I have had the privilege of consulting many men and women on financial literacy topics over the years. One of the main differences that I have found between men and women in how they view money and decisions around money. Men tend to be more methodical and calculated in their approach – much more like a business transaction. On the other hand, women consider decisions around money based on the feeling of security. When women are faced with a financial decision, they often do not make rash decisions. Still, rather they contemplate the emotion behind the decision, who is involved, and if this will create a better or worse situation for their family. Most women are perceived as the “spenders” in a relationship, but I have found, over time, that women tend to be more frugal in their approach to money decisions – or at least they take more into consideration when making the ultimate decision.

From a personal perspective, my husband and I were looking to purchase a home during the height of the pandemic and low-interest rates. When we found “the home,” it provided a swell of emotions for me as I considered the future that our family could have in this home and the people we could invite in to serve in the form of hospitality. My emotions ranged from joy to anxiety as this was a big decision for our family. On the other hand, my husband saw a great opportunity to capitalize on the sale of our other home and partake in historically low-interest rates. As you can tell, there was little to no emotion behind the decision for him, but for me, it was very different. If you think back on the various big or small decisions you have made financially, I guarantee there were many emotions experienced.

Some may see this as a weakness in the process or that women should not be the ultimate decision-maker for financial decisions because they are more emotionally driven. I believe that women bring another aspect to the table that is intriguing to others watching the decision unfold. Women have the unique ability to tell a story either outwardly or inwardly when they make a financial decision that can be captivating to their audience. They bring a “softer” approach to finances that can lead to sealing the deal in their personal or professional life. 

Emotions can be wildly ranging depending on the type of decision or current circumstances. It is important to understand the “why” behind the emotion one is feeling and how that impacts the decision to spend or save. One of the reasons I believe women can often be seen as the uncontrollable spender in a relationship is because we tend to spend more in extreme situations. For example, if life is not going well, women tend to cope with the emotion of anxiety, depression, and stress by spending more. Additionally, when everything in life seems to be going well, we tend to celebrate those moments by choosing the same spending pattern with a different “why.”

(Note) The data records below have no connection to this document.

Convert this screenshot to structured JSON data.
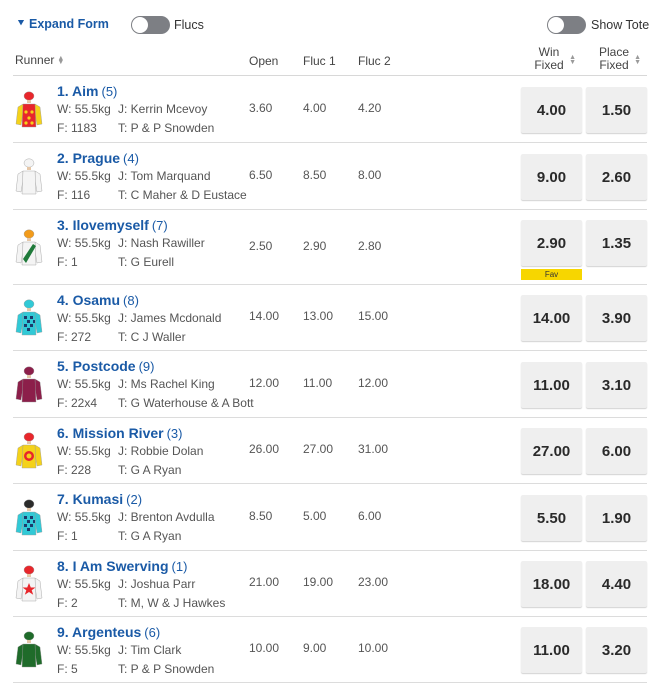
{
  "toolbar": {
    "expand_label": "Expand Form",
    "flucs_label": "Flucs",
    "show_tote_label": "Show Tote"
  },
  "columns": {
    "runner": "Runner",
    "open": "Open",
    "fluc1": "Fluc 1",
    "fluc2": "Fluc 2",
    "win_line1": "Win",
    "win_line2": "Fixed",
    "place_line1": "Place",
    "place_line2": "Fixed"
  },
  "runners": [
    {
      "name": "1. Aim",
      "barrier": "(5)",
      "weight": "W: 55.5kg",
      "jockey": "J: Kerrin Mcevoy",
      "form": "F: 1183",
      "trainer": "T: P & P Snowden",
      "open": "3.60",
      "fluc1": "4.00",
      "fluc2": "4.20",
      "win": "4.00",
      "place": "1.50",
      "fav": "",
      "silk": "red-yellow-stars"
    },
    {
      "name": "2. Prague",
      "barrier": "(4)",
      "weight": "W: 55.5kg",
      "jockey": "J: Tom Marquand",
      "form": "F: 116",
      "trainer": "T: C Maher & D Eustace",
      "open": "6.50",
      "fluc1": "8.50",
      "fluc2": "8.00",
      "win": "9.00",
      "place": "2.60",
      "fav": "",
      "silk": "white"
    },
    {
      "name": "3. Ilovemyself",
      "barrier": "(7)",
      "weight": "W: 55.5kg",
      "jockey": "J: Nash Rawiller",
      "form": "F: 1",
      "trainer": "T: G Eurell",
      "open": "2.50",
      "fluc1": "2.90",
      "fluc2": "2.80",
      "win": "2.90",
      "place": "1.35",
      "fav": "Fav",
      "silk": "white-green-sash"
    },
    {
      "name": "4. Osamu",
      "barrier": "(8)",
      "weight": "W: 55.5kg",
      "jockey": "J: James Mcdonald",
      "form": "F: 272",
      "trainer": "T: C J Waller",
      "open": "14.00",
      "fluc1": "13.00",
      "fluc2": "15.00",
      "win": "14.00",
      "place": "3.90",
      "fav": "",
      "silk": "aqua-checks"
    },
    {
      "name": "5. Postcode",
      "barrier": "(9)",
      "weight": "W: 55.5kg",
      "jockey": "J: Ms Rachel King",
      "form": "F: 22x4",
      "trainer": "T: G Waterhouse & A Bott",
      "open": "12.00",
      "fluc1": "11.00",
      "fluc2": "12.00",
      "win": "11.00",
      "place": "3.10",
      "fav": "",
      "silk": "maroon"
    },
    {
      "name": "6. Mission River",
      "barrier": "(3)",
      "weight": "W: 55.5kg",
      "jockey": "J: Robbie Dolan",
      "form": "F: 228",
      "trainer": "T: G A Ryan",
      "open": "26.00",
      "fluc1": "27.00",
      "fluc2": "31.00",
      "win": "27.00",
      "place": "6.00",
      "fav": "",
      "silk": "yellow-red-target"
    },
    {
      "name": "7. Kumasi",
      "barrier": "(2)",
      "weight": "W: 55.5kg",
      "jockey": "J: Brenton Avdulla",
      "form": "F: 1",
      "trainer": "T: G A Ryan",
      "open": "8.50",
      "fluc1": "5.00",
      "fluc2": "6.00",
      "win": "5.50",
      "place": "1.90",
      "fav": "",
      "silk": "aqua-checks-dark-cap"
    },
    {
      "name": "8. I Am Swerving",
      "barrier": "(1)",
      "weight": "W: 55.5kg",
      "jockey": "J: Joshua Parr",
      "form": "F: 2",
      "trainer": "T: M, W & J Hawkes",
      "open": "21.00",
      "fluc1": "19.00",
      "fluc2": "23.00",
      "win": "18.00",
      "place": "4.40",
      "fav": "",
      "silk": "white-red-star"
    },
    {
      "name": "9. Argenteus",
      "barrier": "(6)",
      "weight": "W: 55.5kg",
      "jockey": "J: Tim Clark",
      "form": "F: 5",
      "trainer": "T: P & P Snowden",
      "open": "10.00",
      "fluc1": "9.00",
      "fluc2": "10.00",
      "win": "11.00",
      "place": "3.20",
      "fav": "",
      "silk": "green"
    }
  ],
  "colors": {
    "link": "#1a5aa6",
    "toggle_off": "#7d7f84",
    "odds_button": "#efefef",
    "fav_badge": "#f7d600"
  }
}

Additionally, emotions behind money often are fostered by our past and history with money. I had the privilege of growing up in a very financially conservative home where my parents were frugal and made many sacrifices for my brother and me to attend private schools. My parents were a great example of a couple that set up a strong financial legacy, and this has deeply played a role in the way I view money and make financial decisions today. Suppose you came from a family where money was not discussed or handled poorly. In that case, you may have noticed your inability to budget properly or even find the right resources to guide you into making better financial decisions. There may be strong emotions behind how to spend and save money because you want to do better for your family and not repeat the cycle of poverty or poor spending habits – this is a profound realization that can and will alter the course of one’s future.

Regardless of where you find yourself on the scale of emotions behind money, know that these emotions are real and valid and that each person can go through varying emotions when faced with a financial decision. Emotions around money often show what you are most passionate about in life, and the decisions that provoke more emotion tend to reveal those passions and desires. Embrace those moments fully, and let’s continue to celebrate our unique design as women during this month and every month of the year.

As an action step, take some time to consider the financial decisions you have made recently and ask these questions –

  1. What was the decision being made?
  2. What were the circumstances at the time?
  3. Which emotions did I feel before, during, and after the decision?
  4. Do I believe I made the best decision, or do I wish I would have handled it differently?